Photo credit:© Bob Frid-USA TODAY Sports
Jeff Paterson
3 months ago
The Vancouver Canucks have now lost more than they’ve won since the National Hockey League’s All Star break. In their 19 games since the beginning of February, the team – bolstered by the addition of its biggest in-season addition via trade – has won nine games and lost 10. Sure, the Canucks have picked up a handful of single points in overtime losses during that stretch to leave them with a record of 9-7-3. But make no mistake. That is nine wins and 10 losses.
By points, the Canucks are 15th in the league over what amounts to nearly a quarter of their schedule. By points percentage, they fall to 18th. In goals scored, they drop to 22nd. And their power play is a ghastly 27th.

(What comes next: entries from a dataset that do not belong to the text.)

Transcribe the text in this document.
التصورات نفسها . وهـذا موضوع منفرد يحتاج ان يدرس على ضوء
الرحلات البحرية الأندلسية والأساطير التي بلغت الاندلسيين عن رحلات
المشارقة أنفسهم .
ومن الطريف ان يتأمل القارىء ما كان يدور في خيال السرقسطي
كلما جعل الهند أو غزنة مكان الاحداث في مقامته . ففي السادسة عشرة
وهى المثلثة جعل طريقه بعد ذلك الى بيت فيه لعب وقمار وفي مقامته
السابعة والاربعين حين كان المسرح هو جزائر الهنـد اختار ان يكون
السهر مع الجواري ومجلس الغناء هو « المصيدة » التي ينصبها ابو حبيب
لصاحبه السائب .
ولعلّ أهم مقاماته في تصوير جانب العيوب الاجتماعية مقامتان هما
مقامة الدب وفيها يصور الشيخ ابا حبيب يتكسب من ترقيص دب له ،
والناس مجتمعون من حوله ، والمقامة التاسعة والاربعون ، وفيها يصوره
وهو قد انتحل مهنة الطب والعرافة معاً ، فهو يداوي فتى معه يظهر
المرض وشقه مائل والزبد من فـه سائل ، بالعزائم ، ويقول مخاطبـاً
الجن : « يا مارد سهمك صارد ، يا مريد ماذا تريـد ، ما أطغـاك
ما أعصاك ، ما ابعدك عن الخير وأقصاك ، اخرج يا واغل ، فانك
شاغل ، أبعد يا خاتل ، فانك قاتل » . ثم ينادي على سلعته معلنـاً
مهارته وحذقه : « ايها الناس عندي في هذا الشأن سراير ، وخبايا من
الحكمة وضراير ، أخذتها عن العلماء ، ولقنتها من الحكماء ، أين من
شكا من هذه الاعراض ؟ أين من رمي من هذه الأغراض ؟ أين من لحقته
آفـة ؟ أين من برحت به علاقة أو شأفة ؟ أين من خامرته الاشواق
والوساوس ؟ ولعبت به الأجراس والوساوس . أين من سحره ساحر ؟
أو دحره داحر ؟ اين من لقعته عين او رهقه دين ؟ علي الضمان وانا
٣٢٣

It’s all pretty pedestrian for a team that raced out the gates this season and rode high atop the NHL standings for months. And while it’s true, the Canucks still hold first place in the Pacific Division and Western Conference, it’s also clear that they way they’ve played over the past six weeks – and particularly their last two outings – isn’t a recipe for any kind of long term playoff success.
So you can understand why Rick Tocchet’s post-game media address in the wake of Saturday’s 2-1 loss to Washington had a markedly different tone. 
This was supposed to be a response game for the Canucks after they flushed that 3-0 lead to Colorado on Wednesday. But if that was the response, then the coach was well within his right to question where all of this is headed.
“If I have to manufacture (urgency) right now at this time, then we’re in trouble,” Tocchet said when asked why his team couldn’t muster the pushback necessary to stop the flow of momentum Colorado developed in the third period on Wednesday or the Capitals possessed in the second period last night.
The Canucks have been outscored 6-1 over the past four periods and two seconds. This is a rested team that has netted just three points from the first three games of a nine-game homestand. And in each of the past two games, at the first hint of adversity, the Canucks have wilted. 
Tocchet once again appealed for more from a number of players. By now, the entire market knows that Elias Pettersson is at the top of the coach’s list. There’s no point in beating around the bush, here. With seven points in his past 13 games, Pettersson has been indifferent on far too many nights of late. But he’s by no means alone. Elias Lindholm has no goals and two assists in his past 13 games. Pius Suter’s lone goal since the All Star break was the fifth goal in a 5-0 win against Winnipeg a week ago. Everyone knows about Ilya Mikheyev’s struggles since Christmas. And without Dakota Joshua, depth scoring has basically vanished.
“They have to understand it’s going to get harder and harder,” Tocchet said of what’s to come. “It’s that seal, right? They have to get past that seal. It’s my job to get them to break that seal. There’s more in the tank. There’s always more and we’ve got to breakthrough and find it.”
A week ago, it looked like the Canucks had figured things out and strung together several solid efforts. But even on their recent four game win streak, offence remained an issue. And that was the case again last night against a Washington team that didn’t give up much and the Canucks, quite frankly, didn’t do enough to force the issue.
Regardless where they sit in the standings and no matter where they finish, the Canucks aren’t going on any kind of deep playoff run as a one-line team with a pop-gun power play. And right now, that’s what they are. 
They have scored just eight power play goals on 53 attempts since All Star weekend – and one of those was a 4-on-3 game winner against Boston In their conventional 5-on-4 set, the Canucks are tough to watch these days. They had a power play at 3-3 in the third period against Colorado and failed to convert. They had a power play at 2-1 in the third against Washington and couldn’t cash in. These are the types of high leverage situations the team will find itself in a month from now when it needs to be able to manufacture offence. 
JT Miller and Elias Pettersson each have one power play goal since the All Star break. Miller has four power play points in that time while Pettersson has just three. 
Something has to give here. 
With 14 games remaining, there is still time to figure things out. But the past two games have seen the Canucks abandon the coach’s staples when the heat has been applied. 
Rick Tocchet suddenly sounds concerned about the state of his hockey club.
And, quite frankly, it’s hard to disagree.